Am meisten wurmt mich die verloren gegangene Aufstiegsrelegation in die Bayernliga mit dem Freien TuS Regensburg 2006. Nach einer Saison mit vielen Auf und Abs schafften wir es wie vorher schon erklärt punktgleich mit Erlangen/Bruck auf den zweiten Platz. Anschließend kämpften wir uns erfolgreich durch die Relegation bis zum entscheidenden Spiel gegen den 1. FC Bamberg. Hier mussten wir uns dann leider in einer wahren Hitzeschlacht ganz kurz vor dem Ziel geschlagen geben. Daran war ich vermutlich nicht ganz unschuldig, denn drei Tage zuvor hatte ich meine Hochzeit gefeiert und wie es sich für Fußballer gehört wurde diese auch dementsprechend zelebriert. Sagen wir mal so: Wenn es nur ums Feiern gegangen wäre, dann hätte uns den Aufstieg keiner nehmen können (schmunzelt)


Lieblings-Fußballschuh...
Es kann nur einen geben: Adidas Copa Mundial. Das reine Leder schmiegt sich wie eine zweite Haut an den Fuß. Mit dem habe ich noch nie eine Blase bekommen, was ich von diversen anderen Modellen nicht behaupten kann


Wo hast du auswärts nie gerne gespielt....
Besonders schwer haben wir uns mit dem SV Ihrlerstein zu Bezirks- und Bezirksoberligazeiten meistens bei den Mannschaften im Bayerischen Wald getan. Sie spielten sehr körperlich und waren in der Regel auch immer topfit. Wir hatten hier viele packende Spiele, was auch Spaß gemacht hat.

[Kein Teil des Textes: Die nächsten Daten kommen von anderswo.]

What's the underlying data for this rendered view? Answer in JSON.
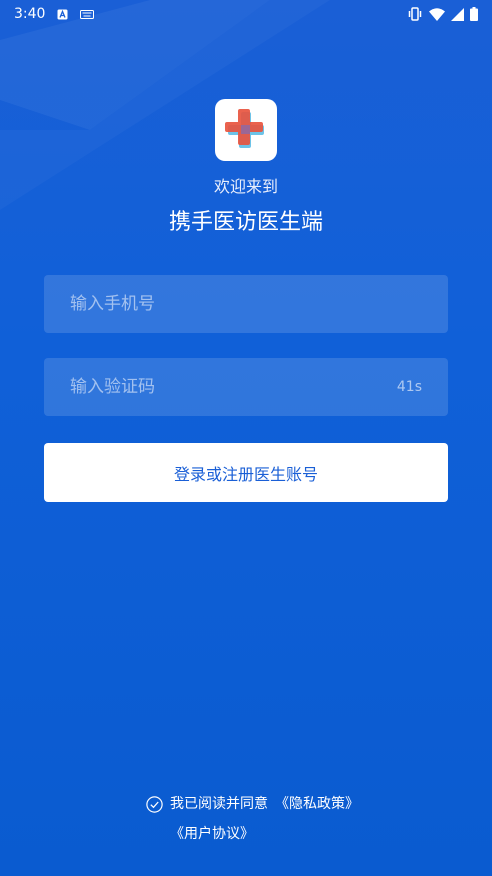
{
  "status_bar": {
    "time": "3:40",
    "icons": [
      "notification-a-icon",
      "keyboard-icon",
      "vibrate-icon",
      "wifi-icon",
      "signal-icon",
      "battery-icon"
    ]
  },
  "welcome": "欢迎来到",
  "app_title": "携手医访医生端",
  "phone_input": {
    "placeholder": "输入手机号",
    "value": ""
  },
  "code_input": {
    "placeholder": "输入验证码",
    "value": "",
    "countdown": "41s"
  },
  "login_button": "登录或注册医生账号",
  "agreement": {
    "prefix": "我已阅读并同意",
    "privacy_link": "《隐私政策》",
    "user_link": "《用户协议》"
  },
  "colors": {
    "background": "#1a5fd6",
    "button_text": "#1a5fd6",
    "logo_red": "#e8553f",
    "logo_blue": "#6cc3e8"
  }
}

Aber viel zu holen gab es da meistens nicht



Zur Person:

Ralf Huber erlernte ab 1983 das Fußball-Einmaleins beim SSV Biburg, den er in seinem letzten A-Jugendjahr 1997 in Richtung SV Ihrlerstein verließ. Dort feierte er die Bezirksligameisterschaft und lief parallel auch schon bei der ersten Mannschaft in der damaligen Bezirksoberliga auf. 1999 wagte der damals 20-Jährige den Sprung zum SSV Jahn Regensburg, mit dem er als Bayernligameister auf Anhieb den Aufstieg in die Regionalliga Süd schaffte. Dort absolvierte der Angreifer 19 Partien, jedoch nur zwei von Beginn an. Anschließend wechselte Huber für ein Jahr zum 1. SC Feucht in die Bayernliga, kehrte aber nach nur einer Spielzeit zum Jahn zurück - allerdings in die zweite Mannschaft, die damals ebenfalls in der Bayernliga um Punkte und Tore kämpfte. Dort verabschiedete er sich aber wiederum nach nur einem Jahr, nachdem er sich mit Coach Günter Brandl überworfen hatte.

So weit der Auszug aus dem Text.